In my sheer ignorance I knitted my brows and glanced at you, as if you would suddenly speak another language, and said, "About what?"
"You know," you answered, although I did not know, and made a gesture between us, as if that would make anything clearer. I watched your waving hand with a look that must have resembled a toddler staring at a book, although it can't read. For I didn't understand what you wanted to tell me, I found back to your eyes, which looked at me expectantly, and tried to read something there.
"I mean…," you began and stopped for a moment, while you moved your hand over your chin and stared at the blanket underneath us, as if to search for words there, "… u-us… we… our… come on, do I really need to say it out loud?"
I tilted my head and through squinted eyes I glanced into yours and found an almost amusing desperation. Then I said, slowly and as if I would only really discover it along the way, "You mean… the kiss?"
A sigh of mere relief came out of your lungs and for a few milliseconds you even closed your eyes. "Yeah," you said quietly, it was almost a whisper.
For a while we remained silent and however the willingness to talk about it was hovering in the air, we both didn't seem to know what exactly we wanted to say. It happened weeks ago, it almost felt like an eternity, I even already started to believe it had only be a dream. Of course I don't sleep enough to have dreams. To be precise, never.
All of a sudden, like out of an impulse I hadn't noticed myself yet, I put my hand on your knee and our eyes met again. I smiled so much at you that I passed it over to you.

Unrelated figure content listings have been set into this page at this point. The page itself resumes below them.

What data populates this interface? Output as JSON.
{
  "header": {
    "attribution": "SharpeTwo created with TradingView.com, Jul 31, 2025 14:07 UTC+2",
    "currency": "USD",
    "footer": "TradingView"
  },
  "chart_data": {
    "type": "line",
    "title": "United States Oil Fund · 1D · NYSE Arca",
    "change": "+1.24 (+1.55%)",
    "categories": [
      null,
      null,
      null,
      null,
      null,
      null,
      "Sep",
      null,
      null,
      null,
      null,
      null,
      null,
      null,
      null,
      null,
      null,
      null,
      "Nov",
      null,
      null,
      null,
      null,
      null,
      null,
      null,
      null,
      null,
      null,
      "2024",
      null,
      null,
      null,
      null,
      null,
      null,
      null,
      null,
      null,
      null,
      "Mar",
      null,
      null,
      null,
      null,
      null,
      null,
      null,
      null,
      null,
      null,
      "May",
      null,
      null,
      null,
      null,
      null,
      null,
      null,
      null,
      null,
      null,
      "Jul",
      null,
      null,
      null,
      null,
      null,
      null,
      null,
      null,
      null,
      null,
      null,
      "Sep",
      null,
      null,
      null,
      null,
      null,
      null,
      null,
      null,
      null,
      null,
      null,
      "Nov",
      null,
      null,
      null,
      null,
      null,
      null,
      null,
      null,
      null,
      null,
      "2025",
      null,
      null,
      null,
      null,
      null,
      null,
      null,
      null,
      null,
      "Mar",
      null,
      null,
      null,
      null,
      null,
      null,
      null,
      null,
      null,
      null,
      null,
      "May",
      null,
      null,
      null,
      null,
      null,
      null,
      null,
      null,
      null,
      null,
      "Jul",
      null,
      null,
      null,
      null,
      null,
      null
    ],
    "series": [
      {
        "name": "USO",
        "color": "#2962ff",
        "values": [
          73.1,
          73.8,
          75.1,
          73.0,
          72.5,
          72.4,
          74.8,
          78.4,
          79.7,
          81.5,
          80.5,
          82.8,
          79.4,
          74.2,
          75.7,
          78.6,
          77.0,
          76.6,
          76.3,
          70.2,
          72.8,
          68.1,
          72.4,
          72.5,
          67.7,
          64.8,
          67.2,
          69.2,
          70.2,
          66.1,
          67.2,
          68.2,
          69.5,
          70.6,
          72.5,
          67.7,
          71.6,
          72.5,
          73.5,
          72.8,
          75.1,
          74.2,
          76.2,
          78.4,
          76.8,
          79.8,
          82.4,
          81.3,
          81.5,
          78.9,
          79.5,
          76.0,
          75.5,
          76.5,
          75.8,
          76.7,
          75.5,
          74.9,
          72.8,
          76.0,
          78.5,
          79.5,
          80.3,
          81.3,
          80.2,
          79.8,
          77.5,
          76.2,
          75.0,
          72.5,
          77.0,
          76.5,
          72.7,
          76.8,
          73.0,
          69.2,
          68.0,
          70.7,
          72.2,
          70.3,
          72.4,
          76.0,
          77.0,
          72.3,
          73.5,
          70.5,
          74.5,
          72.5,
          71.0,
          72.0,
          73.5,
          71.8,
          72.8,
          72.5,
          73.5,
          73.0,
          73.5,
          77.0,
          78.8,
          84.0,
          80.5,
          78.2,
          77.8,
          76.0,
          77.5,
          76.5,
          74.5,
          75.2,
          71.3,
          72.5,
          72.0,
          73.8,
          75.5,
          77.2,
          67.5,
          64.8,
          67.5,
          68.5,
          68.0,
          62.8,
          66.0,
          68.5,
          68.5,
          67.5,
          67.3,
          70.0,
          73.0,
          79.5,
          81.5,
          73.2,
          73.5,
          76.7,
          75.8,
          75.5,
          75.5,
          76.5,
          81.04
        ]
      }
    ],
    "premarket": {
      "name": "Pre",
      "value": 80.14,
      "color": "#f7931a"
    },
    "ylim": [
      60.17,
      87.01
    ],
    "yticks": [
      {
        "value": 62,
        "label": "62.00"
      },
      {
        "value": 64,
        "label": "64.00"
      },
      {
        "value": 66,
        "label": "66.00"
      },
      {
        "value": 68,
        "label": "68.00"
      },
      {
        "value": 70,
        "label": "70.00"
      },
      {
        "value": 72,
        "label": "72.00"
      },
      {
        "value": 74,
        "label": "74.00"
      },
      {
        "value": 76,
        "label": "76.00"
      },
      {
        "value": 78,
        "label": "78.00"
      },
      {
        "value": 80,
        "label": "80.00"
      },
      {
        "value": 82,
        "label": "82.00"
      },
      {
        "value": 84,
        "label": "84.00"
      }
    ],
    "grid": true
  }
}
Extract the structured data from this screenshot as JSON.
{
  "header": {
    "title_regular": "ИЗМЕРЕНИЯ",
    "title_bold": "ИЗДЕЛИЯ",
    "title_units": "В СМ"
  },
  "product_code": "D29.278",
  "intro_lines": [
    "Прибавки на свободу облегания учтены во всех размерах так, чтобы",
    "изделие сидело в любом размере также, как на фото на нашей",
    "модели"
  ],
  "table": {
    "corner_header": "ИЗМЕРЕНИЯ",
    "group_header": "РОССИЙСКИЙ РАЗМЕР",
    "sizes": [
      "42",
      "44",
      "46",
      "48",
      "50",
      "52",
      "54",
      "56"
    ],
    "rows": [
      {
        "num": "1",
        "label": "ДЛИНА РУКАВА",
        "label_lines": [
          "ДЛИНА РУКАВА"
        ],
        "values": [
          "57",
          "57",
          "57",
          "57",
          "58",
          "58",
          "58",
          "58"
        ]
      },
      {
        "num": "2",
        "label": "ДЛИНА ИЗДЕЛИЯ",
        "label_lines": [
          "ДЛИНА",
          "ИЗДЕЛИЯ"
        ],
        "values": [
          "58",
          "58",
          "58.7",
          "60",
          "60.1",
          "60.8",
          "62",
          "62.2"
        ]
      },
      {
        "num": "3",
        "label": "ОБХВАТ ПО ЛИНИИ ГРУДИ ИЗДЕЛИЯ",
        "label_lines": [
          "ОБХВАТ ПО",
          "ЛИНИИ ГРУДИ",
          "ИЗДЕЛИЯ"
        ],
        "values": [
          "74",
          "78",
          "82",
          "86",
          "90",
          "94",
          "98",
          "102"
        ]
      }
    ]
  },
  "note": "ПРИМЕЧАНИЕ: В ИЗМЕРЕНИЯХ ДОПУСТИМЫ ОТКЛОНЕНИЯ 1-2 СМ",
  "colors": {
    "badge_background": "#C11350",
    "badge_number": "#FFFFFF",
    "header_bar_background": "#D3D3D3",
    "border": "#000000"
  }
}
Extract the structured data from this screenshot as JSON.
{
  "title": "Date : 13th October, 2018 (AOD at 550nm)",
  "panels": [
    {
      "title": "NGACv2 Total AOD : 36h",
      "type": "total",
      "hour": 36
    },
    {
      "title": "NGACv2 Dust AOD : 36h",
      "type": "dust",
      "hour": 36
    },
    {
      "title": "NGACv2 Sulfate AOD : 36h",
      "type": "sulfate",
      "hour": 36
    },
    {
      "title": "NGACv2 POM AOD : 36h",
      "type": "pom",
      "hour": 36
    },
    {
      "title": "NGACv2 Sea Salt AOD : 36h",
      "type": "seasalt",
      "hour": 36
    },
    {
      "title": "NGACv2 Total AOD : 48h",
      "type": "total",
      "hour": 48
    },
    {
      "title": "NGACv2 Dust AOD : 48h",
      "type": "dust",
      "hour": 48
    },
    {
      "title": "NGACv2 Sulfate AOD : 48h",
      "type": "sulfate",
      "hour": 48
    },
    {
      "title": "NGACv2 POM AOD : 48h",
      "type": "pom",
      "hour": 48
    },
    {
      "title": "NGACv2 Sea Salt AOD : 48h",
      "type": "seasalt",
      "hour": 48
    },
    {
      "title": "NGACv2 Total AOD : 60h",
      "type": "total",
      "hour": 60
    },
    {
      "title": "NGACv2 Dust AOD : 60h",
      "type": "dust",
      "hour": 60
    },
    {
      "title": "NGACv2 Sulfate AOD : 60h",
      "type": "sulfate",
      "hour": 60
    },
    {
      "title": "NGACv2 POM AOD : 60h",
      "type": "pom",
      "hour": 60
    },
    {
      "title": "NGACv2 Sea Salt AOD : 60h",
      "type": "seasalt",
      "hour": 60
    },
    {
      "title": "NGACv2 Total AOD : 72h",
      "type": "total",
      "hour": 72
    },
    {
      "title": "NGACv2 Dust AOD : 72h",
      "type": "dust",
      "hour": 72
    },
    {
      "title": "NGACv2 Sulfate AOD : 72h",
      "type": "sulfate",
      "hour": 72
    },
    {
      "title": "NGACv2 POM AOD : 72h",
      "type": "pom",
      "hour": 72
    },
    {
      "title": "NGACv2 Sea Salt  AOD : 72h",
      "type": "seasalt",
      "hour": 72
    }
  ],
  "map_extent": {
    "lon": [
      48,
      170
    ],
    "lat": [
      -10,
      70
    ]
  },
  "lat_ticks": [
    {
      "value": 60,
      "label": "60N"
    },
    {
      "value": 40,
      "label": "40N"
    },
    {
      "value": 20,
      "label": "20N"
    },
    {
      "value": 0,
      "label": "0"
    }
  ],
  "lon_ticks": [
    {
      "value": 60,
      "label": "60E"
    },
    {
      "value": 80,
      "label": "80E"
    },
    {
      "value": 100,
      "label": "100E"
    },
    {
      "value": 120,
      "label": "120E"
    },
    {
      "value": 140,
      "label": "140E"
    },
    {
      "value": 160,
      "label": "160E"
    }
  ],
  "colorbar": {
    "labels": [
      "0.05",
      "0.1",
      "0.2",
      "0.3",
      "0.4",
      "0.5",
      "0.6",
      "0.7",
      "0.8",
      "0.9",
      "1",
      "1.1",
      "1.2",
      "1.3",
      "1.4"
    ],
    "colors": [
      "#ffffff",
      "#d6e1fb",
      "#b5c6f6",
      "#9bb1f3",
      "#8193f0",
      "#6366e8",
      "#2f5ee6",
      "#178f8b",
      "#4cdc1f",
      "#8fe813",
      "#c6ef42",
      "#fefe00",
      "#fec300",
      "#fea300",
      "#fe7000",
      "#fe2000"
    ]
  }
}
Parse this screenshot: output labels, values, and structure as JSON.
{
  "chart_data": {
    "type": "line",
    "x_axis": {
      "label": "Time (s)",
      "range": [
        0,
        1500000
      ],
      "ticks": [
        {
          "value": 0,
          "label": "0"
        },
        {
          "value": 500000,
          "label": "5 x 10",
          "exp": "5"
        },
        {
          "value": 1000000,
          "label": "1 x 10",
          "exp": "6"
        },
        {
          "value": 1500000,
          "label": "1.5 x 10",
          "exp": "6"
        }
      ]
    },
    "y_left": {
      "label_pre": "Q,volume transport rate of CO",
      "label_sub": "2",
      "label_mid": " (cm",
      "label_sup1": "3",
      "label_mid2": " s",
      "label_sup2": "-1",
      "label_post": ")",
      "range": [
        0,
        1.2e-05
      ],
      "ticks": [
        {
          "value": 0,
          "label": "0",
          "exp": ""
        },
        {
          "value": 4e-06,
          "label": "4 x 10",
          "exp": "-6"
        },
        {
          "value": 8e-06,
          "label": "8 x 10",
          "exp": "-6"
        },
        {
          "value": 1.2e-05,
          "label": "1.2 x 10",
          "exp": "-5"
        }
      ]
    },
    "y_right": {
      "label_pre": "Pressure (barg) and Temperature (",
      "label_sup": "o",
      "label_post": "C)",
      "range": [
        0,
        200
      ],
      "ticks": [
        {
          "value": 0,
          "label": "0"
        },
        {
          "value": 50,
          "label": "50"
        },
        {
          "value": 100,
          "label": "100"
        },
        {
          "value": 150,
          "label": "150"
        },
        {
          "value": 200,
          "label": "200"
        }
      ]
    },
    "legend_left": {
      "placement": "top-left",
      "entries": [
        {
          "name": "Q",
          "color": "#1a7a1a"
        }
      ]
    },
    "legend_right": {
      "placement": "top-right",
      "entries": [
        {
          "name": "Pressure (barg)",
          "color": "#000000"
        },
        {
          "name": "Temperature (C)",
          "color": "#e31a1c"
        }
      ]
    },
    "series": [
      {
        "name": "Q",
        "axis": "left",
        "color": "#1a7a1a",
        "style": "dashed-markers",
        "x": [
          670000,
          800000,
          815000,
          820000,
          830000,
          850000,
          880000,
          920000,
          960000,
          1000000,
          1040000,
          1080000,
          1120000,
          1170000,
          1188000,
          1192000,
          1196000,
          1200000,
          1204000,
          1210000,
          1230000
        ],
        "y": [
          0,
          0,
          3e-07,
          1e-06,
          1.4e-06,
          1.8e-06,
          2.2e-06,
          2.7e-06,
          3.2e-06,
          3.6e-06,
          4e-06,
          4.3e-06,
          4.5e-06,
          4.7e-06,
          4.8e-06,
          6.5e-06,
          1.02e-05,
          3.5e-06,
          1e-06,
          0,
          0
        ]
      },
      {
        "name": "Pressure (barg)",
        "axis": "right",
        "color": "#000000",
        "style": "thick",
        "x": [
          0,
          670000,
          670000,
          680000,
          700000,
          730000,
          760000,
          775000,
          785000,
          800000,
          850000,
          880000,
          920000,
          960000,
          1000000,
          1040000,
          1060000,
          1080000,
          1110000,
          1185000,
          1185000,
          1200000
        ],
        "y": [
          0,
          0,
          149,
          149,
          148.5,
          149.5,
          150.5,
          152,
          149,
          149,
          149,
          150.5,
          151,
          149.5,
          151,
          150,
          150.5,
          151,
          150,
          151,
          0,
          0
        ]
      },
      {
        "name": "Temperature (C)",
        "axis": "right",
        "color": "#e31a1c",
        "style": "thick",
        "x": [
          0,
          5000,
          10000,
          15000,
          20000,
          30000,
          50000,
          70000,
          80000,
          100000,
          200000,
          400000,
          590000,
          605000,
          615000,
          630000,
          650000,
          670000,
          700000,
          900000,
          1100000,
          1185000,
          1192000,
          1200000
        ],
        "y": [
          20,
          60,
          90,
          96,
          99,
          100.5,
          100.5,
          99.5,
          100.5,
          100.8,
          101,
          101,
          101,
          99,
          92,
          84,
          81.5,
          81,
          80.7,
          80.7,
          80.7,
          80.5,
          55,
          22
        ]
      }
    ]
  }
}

"Good things do happen, Dean," I said and reminded us both of the night we had met for the first time. Inside the corrugated sheet iron structure you and Bobby had scribbled on all sorts of symbols against all sorts of creatures, only not such against creatures like me. Where you had repeatedly, and with all you had, tried to kill me, only to realize that you had nothing and couldn't do it and that I am a thing you neither knew, nor had believed was real.
Your smile widened, when you repeated another sentence of our past, "We're just better together"
For only a short moment we were staring into each other's eyes and smiling, when you suddenly put your hand in my neck, pulled me closer and sealed your words with our lips.
This was our story. A marvelous story. About love, heartbreak, loss. Of fear and anger. Of loneliness and a togethership that needed to develop first and for a long amount of time, but eventually, here we are. Both fractured and broken, both suffering from our past and present and probably also our future. We weren't always good people, what we were is people, who are trying to do good. And no matter how many evil creatures we stopped, the ones inside us, our very own demons, could never be stopped. We saw them in each other's eyes, we felt them in each other's touches, they were just all around us. But as long as we had one another, they couldn't do us any harm.